La fidèle dévouée rappelait la frontière de ses missions. « J’avais de la pudeur. Je ne le lavais pas, ni l’habillais. Je n’ai rien fait de mal. J’ai juste accepté de l’argent »
La phrase provoque la colère du premier substitut, Julien Pronier. « Alors, pourquoi vous refusez de changer le frigo ? Pourquoi vous suspendez les repas livrés par la mairie ? La source de revenus commençait-elle à se tarir ? Une autre se mettait-elle en place ? » La sexagénaire beausoleilloise réfute tout.
« Une loterie avec un seul perdant »
Le président entend la version du plaignant. Il voyait peu son père à l’époque car le fils était atteint d’une maladie grave. Mais à l’hôpital, le paternel s’était confié. « Il s’estimait piégé de signer, uniquement par peur de partir en maison de retraite… » Le demandeur est relayé par son avocat pour des faits « d’une lâcheté redoutable. C’était une loterie avec une seule gagnante et un seul perdant, argue Me Christophe Ballerio. Que penser d’une femme qui dépense pour des madeleines et du tabac à rouler 78 000 euros. On a ramené ce montant à 52 000 eurossans justificatif, car les factures étaient stockées sous le ballon et devenues inexploitables à cause d’un dégât des eaux… »
Plus de la moitié de son patrimoine
Et de relever : « L’argent ponctionné représente plus de la moitié du patrimoine de son protégé.
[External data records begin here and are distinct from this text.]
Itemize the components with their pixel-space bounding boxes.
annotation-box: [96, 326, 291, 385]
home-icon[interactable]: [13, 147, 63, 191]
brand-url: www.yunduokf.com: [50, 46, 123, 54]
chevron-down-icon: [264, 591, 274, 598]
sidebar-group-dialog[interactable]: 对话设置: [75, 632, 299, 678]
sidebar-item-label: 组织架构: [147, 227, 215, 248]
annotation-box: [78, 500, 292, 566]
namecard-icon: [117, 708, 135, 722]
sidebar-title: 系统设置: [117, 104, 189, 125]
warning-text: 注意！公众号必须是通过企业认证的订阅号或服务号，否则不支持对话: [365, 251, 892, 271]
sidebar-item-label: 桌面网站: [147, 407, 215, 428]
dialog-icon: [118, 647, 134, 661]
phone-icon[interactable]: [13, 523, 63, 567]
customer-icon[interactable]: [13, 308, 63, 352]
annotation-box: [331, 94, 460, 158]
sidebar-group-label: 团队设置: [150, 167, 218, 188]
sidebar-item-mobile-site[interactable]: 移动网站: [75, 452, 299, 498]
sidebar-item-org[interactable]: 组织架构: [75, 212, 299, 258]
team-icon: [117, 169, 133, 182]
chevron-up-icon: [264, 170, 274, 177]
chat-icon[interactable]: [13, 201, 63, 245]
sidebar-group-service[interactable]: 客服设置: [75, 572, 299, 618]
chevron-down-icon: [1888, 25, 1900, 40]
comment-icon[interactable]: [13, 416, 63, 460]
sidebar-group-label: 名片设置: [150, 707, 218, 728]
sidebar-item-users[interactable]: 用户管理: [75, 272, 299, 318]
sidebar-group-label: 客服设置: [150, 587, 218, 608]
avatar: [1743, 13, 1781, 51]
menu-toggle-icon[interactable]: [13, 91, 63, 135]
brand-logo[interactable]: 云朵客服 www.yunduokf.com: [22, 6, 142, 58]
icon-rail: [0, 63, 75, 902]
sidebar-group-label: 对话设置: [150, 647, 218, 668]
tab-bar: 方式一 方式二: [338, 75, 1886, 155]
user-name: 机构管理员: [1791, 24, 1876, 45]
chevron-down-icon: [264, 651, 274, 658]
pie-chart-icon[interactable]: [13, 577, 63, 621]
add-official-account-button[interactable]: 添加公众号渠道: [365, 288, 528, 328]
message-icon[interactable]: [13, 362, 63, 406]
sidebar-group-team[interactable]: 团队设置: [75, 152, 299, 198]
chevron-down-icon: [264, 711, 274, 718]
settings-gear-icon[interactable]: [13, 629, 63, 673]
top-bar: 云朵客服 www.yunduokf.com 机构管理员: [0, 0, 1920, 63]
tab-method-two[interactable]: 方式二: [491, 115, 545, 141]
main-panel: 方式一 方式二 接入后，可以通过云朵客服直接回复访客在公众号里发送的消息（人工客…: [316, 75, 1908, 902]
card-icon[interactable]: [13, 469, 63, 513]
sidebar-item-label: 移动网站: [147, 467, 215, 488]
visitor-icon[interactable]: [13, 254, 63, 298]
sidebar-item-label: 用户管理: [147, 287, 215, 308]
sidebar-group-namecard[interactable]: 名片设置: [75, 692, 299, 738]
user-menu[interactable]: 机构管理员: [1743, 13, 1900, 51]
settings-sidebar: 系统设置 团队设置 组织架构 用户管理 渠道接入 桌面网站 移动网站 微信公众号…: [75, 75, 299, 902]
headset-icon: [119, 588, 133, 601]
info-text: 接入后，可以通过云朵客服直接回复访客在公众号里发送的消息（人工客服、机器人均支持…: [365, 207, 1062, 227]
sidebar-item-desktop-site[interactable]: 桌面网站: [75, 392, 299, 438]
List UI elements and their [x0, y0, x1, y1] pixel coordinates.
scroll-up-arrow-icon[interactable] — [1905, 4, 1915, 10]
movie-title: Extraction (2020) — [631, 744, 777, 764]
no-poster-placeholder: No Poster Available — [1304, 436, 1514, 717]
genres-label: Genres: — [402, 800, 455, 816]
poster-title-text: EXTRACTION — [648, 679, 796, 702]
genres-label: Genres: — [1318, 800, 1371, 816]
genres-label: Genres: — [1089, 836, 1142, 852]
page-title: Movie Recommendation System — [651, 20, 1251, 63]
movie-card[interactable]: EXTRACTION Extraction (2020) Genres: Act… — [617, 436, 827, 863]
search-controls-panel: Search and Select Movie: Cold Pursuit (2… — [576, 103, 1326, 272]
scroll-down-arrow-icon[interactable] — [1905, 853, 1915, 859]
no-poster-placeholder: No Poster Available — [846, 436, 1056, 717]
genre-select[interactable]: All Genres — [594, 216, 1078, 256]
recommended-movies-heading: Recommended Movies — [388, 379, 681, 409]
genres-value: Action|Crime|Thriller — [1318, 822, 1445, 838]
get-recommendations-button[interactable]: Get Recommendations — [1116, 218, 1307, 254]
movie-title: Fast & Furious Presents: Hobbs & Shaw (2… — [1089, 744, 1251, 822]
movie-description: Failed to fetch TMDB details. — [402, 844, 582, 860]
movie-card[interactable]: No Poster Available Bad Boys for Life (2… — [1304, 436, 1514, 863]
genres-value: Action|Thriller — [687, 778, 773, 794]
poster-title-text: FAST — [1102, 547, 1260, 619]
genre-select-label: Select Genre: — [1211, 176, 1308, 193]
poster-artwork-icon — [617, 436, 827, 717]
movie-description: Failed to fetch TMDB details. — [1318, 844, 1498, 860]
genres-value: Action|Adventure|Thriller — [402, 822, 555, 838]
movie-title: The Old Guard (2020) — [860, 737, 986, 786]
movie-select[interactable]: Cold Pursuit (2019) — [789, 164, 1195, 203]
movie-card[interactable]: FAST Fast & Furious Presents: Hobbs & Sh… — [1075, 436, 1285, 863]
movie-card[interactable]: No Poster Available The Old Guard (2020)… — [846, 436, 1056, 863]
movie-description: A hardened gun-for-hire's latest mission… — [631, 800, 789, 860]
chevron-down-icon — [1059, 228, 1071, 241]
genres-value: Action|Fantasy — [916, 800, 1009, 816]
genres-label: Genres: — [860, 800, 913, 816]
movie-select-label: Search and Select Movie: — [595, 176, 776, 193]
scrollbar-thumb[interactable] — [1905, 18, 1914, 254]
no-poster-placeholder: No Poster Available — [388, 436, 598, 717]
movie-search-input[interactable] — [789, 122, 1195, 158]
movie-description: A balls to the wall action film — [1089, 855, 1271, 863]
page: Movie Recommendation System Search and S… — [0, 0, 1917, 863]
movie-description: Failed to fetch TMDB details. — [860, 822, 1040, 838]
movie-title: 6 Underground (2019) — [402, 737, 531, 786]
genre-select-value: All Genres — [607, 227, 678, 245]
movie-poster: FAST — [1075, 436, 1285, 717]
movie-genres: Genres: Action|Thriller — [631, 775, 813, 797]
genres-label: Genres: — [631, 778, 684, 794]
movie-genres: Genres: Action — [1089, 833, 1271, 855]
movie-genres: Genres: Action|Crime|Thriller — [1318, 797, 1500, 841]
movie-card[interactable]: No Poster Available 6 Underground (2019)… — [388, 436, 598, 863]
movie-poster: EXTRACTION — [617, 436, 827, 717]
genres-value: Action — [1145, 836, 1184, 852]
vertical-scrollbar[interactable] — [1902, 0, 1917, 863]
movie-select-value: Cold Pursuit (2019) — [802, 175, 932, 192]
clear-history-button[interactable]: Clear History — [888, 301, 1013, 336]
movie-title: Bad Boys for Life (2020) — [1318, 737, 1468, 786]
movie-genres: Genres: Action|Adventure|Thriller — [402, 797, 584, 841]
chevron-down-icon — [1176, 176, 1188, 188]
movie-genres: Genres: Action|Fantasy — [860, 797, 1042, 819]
La condamnation pour cet abus de confiance doit être assortie d’une liberté d’épreuve. » Le représentant du parquet incite la formation collégiale à prendre du recul pour apprécier l’abus de vulnérabilité. « Madame voulait tout obtenir en gagnant la confiance du nonagénaire, avec un élément prédominant : la mise sous tutelle. Était-il aussi lucide comme le raconte la prévenue ? Est-on conscient de payer jusqu’à 3 000 euros quand on met sa veste de costume sur son pyjama ? » Avant de requérir une peine de neuf mois d’emprisonnement, dont trois mois ferme et une liberté d’épreuve, le parquetier estime qu’au rythme où l’argent partait, « il n’y aurait plus un sou en banque aujourd’hui. »
Après en avoir délibéré pendant plusieurs semaines, le tribunal correctionnel a suivi les réquisitions du ministère public, ordonné le placement de l’auxiliaire de vie sous le régime de la liberté d’épreuve pendant trois ans et l’obligation de verser à la partie civile tous préjudices confondus la somme de 54 001 euros. L’avocat réfléchirait-il à un éventuel appel ?
JEAN-MARIE FIORUCCI * Assesseurs : Florestan Bellinzona et Aline Brousse.